Hint: The change in freezing point is one of the colligative properties and can be determined from the Van’t Hoff factor, molality and molal freezing point constant. Molal freezing point is constant and given, Van’t Hoff factor of sodium sulphate is \[3\]and the molality can be determined from the number of moles and volume of solution in kilograms.
Formula used:
\[\Delta {T_f} = {K_f} \times i \times m\]

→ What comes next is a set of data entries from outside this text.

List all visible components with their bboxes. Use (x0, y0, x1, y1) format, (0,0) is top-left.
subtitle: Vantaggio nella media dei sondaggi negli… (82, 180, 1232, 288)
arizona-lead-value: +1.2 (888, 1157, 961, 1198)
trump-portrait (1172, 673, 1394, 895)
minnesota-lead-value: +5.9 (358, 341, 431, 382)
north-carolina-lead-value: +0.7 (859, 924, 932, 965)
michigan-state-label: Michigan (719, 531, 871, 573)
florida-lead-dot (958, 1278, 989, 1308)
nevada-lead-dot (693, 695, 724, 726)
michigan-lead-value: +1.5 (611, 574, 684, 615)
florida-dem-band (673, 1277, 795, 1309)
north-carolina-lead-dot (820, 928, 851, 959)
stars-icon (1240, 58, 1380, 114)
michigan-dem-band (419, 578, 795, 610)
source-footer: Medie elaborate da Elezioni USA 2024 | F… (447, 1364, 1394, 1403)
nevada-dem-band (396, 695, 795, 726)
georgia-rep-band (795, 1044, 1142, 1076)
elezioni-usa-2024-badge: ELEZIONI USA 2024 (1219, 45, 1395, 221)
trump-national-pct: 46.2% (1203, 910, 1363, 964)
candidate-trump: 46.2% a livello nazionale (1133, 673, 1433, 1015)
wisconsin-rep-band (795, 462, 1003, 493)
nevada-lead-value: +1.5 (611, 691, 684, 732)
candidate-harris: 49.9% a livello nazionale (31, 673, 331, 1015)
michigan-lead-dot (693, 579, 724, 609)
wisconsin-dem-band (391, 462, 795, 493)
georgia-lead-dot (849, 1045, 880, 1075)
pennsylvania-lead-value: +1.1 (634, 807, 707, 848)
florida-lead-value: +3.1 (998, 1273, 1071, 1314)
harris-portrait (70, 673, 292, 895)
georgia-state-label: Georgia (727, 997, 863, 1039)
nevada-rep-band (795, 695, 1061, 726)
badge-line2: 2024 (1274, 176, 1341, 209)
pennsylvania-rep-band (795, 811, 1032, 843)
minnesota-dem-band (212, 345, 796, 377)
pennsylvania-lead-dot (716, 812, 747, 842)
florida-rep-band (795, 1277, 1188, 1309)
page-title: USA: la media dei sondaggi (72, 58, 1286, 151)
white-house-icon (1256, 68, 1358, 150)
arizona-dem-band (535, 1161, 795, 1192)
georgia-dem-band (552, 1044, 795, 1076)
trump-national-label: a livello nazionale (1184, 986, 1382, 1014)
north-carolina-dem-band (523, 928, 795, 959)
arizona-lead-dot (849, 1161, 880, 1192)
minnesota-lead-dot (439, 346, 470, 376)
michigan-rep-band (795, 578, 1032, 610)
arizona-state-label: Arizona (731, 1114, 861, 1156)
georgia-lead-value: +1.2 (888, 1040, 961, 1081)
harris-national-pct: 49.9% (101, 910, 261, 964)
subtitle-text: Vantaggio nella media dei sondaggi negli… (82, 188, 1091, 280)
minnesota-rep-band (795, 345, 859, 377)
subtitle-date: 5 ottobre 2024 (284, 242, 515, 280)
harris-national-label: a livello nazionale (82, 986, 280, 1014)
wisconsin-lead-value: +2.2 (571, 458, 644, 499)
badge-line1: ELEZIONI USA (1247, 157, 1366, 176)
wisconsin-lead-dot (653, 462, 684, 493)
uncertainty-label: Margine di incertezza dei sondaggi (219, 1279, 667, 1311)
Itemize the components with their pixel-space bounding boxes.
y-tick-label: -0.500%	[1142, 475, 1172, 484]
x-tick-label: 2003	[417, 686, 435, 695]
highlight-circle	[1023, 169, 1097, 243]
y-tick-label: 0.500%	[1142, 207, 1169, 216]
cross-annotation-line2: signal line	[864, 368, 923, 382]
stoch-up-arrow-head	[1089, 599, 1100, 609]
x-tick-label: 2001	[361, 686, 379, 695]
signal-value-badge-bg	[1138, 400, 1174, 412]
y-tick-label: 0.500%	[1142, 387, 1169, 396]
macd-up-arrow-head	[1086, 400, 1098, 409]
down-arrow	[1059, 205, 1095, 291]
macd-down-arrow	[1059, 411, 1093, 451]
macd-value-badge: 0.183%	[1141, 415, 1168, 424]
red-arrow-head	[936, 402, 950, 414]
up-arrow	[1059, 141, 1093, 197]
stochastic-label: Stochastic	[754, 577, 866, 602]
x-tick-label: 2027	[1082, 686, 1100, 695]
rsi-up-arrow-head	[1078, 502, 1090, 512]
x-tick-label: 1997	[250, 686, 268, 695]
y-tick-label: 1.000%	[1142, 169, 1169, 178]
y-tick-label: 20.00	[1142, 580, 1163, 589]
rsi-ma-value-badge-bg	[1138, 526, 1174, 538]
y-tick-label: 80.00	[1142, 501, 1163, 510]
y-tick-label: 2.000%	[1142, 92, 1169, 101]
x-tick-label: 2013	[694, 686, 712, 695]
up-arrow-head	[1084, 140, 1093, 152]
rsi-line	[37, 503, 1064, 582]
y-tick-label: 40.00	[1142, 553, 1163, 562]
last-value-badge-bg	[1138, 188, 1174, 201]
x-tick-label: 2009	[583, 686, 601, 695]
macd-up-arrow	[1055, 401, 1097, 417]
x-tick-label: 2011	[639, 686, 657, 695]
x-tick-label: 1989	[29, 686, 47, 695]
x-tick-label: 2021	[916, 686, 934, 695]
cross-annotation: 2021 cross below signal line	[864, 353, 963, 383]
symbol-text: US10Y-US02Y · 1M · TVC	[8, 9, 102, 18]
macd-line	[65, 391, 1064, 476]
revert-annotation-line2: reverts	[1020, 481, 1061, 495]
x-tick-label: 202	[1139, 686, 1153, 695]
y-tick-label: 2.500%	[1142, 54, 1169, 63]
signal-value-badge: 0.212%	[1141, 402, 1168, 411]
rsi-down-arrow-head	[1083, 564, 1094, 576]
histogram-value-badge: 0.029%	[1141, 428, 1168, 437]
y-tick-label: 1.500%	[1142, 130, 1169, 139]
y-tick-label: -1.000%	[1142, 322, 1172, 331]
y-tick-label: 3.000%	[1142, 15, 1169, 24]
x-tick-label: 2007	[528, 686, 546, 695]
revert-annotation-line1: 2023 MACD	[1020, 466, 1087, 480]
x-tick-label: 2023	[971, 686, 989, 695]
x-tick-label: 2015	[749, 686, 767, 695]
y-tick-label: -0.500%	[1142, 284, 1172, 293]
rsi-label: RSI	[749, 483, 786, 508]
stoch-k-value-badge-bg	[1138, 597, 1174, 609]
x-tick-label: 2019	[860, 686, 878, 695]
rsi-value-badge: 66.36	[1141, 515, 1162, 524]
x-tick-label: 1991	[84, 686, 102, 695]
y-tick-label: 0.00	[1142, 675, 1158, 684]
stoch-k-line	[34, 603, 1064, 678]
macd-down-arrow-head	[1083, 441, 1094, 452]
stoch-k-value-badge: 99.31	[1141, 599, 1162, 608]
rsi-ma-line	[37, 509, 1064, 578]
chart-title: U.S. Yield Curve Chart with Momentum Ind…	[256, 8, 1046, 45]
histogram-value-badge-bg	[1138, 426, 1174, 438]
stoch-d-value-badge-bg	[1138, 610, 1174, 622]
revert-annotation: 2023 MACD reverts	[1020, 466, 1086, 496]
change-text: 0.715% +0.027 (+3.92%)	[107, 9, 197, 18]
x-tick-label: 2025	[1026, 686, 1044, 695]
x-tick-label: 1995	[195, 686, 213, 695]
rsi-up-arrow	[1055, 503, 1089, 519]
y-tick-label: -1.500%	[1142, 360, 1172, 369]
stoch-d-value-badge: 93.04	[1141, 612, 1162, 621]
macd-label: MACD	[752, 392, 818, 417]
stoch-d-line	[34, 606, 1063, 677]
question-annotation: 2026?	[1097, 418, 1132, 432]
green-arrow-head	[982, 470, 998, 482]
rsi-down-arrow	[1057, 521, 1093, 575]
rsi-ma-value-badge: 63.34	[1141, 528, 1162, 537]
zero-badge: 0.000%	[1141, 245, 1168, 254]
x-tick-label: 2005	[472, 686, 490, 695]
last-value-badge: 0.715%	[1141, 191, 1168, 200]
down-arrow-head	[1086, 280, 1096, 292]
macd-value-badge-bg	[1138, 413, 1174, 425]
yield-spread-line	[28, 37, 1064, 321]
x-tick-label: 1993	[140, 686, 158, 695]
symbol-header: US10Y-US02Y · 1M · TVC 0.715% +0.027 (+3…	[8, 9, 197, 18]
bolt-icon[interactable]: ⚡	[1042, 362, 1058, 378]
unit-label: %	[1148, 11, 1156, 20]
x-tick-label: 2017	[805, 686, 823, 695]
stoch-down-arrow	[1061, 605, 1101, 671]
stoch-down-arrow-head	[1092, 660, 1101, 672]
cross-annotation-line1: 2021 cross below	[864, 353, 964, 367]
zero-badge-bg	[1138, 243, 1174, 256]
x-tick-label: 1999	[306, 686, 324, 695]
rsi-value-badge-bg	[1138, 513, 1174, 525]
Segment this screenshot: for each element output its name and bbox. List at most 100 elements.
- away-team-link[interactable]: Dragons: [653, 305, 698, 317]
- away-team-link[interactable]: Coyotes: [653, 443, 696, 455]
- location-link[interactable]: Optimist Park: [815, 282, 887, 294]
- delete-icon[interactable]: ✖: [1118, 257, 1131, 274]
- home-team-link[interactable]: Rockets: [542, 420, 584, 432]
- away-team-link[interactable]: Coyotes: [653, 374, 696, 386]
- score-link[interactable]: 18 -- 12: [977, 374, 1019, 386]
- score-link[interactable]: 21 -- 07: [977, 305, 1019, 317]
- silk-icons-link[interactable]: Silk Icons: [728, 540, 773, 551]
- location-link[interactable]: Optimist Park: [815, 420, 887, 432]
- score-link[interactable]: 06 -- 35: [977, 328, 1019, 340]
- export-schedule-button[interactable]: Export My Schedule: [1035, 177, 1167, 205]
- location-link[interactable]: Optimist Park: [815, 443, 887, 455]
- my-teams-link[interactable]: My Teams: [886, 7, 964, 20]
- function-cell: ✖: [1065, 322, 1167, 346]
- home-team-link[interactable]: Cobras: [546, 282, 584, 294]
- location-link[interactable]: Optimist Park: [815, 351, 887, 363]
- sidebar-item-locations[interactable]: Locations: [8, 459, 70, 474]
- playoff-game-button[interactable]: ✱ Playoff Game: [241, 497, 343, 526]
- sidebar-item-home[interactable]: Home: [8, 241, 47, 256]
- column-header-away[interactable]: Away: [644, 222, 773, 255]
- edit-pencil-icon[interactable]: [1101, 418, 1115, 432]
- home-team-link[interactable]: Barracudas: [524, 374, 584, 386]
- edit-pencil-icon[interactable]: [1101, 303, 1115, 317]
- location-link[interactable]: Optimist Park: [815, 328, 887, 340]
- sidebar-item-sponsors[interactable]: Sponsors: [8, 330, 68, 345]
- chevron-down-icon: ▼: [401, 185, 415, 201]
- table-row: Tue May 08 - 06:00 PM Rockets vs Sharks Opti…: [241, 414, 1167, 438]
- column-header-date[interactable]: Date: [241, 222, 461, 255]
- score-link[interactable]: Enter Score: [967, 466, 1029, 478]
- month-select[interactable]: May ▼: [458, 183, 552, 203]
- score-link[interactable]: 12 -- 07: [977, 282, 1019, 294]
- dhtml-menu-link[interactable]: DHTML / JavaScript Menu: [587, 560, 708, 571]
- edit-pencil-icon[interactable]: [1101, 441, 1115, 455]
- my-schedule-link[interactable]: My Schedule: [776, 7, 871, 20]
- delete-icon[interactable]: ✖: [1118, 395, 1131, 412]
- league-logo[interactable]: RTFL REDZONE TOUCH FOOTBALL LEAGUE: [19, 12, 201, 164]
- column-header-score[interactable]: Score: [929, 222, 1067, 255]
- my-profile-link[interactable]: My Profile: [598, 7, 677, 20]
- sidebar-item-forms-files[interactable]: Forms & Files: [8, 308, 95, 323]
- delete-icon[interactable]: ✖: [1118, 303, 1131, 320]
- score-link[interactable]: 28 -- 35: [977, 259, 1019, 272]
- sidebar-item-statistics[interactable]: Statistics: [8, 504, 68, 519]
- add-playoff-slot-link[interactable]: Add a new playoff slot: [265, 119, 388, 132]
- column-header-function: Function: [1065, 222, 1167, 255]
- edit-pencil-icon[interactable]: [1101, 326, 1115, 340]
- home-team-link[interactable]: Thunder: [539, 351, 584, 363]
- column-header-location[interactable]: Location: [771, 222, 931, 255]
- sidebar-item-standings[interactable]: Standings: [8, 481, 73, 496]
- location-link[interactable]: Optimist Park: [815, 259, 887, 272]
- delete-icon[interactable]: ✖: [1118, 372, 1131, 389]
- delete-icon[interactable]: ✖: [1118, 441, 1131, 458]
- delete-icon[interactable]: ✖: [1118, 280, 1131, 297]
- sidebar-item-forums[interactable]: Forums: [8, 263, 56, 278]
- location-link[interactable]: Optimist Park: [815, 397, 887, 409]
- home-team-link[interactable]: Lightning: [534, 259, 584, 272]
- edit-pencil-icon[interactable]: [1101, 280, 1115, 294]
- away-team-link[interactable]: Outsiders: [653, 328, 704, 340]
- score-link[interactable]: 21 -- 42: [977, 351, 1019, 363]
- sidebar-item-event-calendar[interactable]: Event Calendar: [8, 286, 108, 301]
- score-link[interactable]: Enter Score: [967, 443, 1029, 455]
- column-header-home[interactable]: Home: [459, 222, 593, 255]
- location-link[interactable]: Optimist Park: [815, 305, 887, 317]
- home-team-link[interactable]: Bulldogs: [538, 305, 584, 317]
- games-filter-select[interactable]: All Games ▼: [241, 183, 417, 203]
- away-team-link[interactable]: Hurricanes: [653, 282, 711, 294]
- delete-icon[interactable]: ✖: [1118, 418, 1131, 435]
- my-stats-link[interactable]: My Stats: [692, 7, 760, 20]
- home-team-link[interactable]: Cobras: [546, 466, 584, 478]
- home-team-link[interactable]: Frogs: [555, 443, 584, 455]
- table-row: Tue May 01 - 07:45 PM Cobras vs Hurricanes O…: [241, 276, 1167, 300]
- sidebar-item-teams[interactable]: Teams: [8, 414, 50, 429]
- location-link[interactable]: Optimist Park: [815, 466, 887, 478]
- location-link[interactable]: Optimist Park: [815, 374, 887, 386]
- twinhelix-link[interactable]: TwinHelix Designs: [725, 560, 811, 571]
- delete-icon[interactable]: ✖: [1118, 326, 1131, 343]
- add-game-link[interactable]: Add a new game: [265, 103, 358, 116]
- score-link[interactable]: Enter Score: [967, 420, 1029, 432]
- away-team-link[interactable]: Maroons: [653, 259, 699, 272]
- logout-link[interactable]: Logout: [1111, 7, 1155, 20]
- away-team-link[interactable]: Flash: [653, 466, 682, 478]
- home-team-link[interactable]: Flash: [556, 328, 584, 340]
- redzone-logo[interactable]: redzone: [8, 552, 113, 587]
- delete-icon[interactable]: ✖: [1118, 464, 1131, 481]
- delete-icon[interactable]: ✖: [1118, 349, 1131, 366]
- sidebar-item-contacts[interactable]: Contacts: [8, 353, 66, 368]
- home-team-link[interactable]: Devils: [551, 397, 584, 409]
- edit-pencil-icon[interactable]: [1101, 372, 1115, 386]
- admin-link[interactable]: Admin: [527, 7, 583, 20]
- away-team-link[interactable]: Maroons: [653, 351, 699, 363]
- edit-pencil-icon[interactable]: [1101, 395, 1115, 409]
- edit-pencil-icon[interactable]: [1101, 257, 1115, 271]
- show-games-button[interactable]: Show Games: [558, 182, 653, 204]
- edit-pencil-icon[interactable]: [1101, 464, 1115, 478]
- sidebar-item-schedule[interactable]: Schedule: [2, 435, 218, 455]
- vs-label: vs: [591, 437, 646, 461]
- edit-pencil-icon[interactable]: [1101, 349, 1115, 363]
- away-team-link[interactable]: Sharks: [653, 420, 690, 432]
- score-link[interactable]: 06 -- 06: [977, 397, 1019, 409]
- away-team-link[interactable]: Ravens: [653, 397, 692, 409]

\[\Delta {T_f}\] is change in freezing point
\[{K_f}\] is molal elevation constant
\[i\] is Van’t Hoff factor
\[m\] is molality

Complete answer:
Colligative properties are one of the properties and change in depression freezing point is one of the colligative properties.
The number of moles of solute is \[0.01\] and volume of solution is \[1kg\].
Thus, the molality will be \[\dfrac{{0.01}}{1} = 0.01\]
The sodium sulphate is an inorganic salt and can be dissociated into three ions. Thus, Van’t Hoff factor is \[3\].
The molal freezing point is already given as \[186K - Kg{\left( {mol} \right)^{ - 1}}\]
-Now we know, \[\Delta {T_f} = {K_f} \times i \times m\]
Substitute all these values in the above equation,
\[\Delta {T_f} = 186 \times 3 \times 0.01 = 5.58K\]
The change in freezing point of water \[\left( {\Delta {T_f}} \right)\] is \[5.58K\]
So, option (B) is the correct answer.

Note:
The inorganic salts are the3 compounds other than carbon and hydrogen containing atoms. Sodium sulphate on complete dissociation gives two sodium ions and one sulphate ion. Thus, the van’t Hoff factor will be three but not two. The volume of solution while calculating molality should be in kilograms.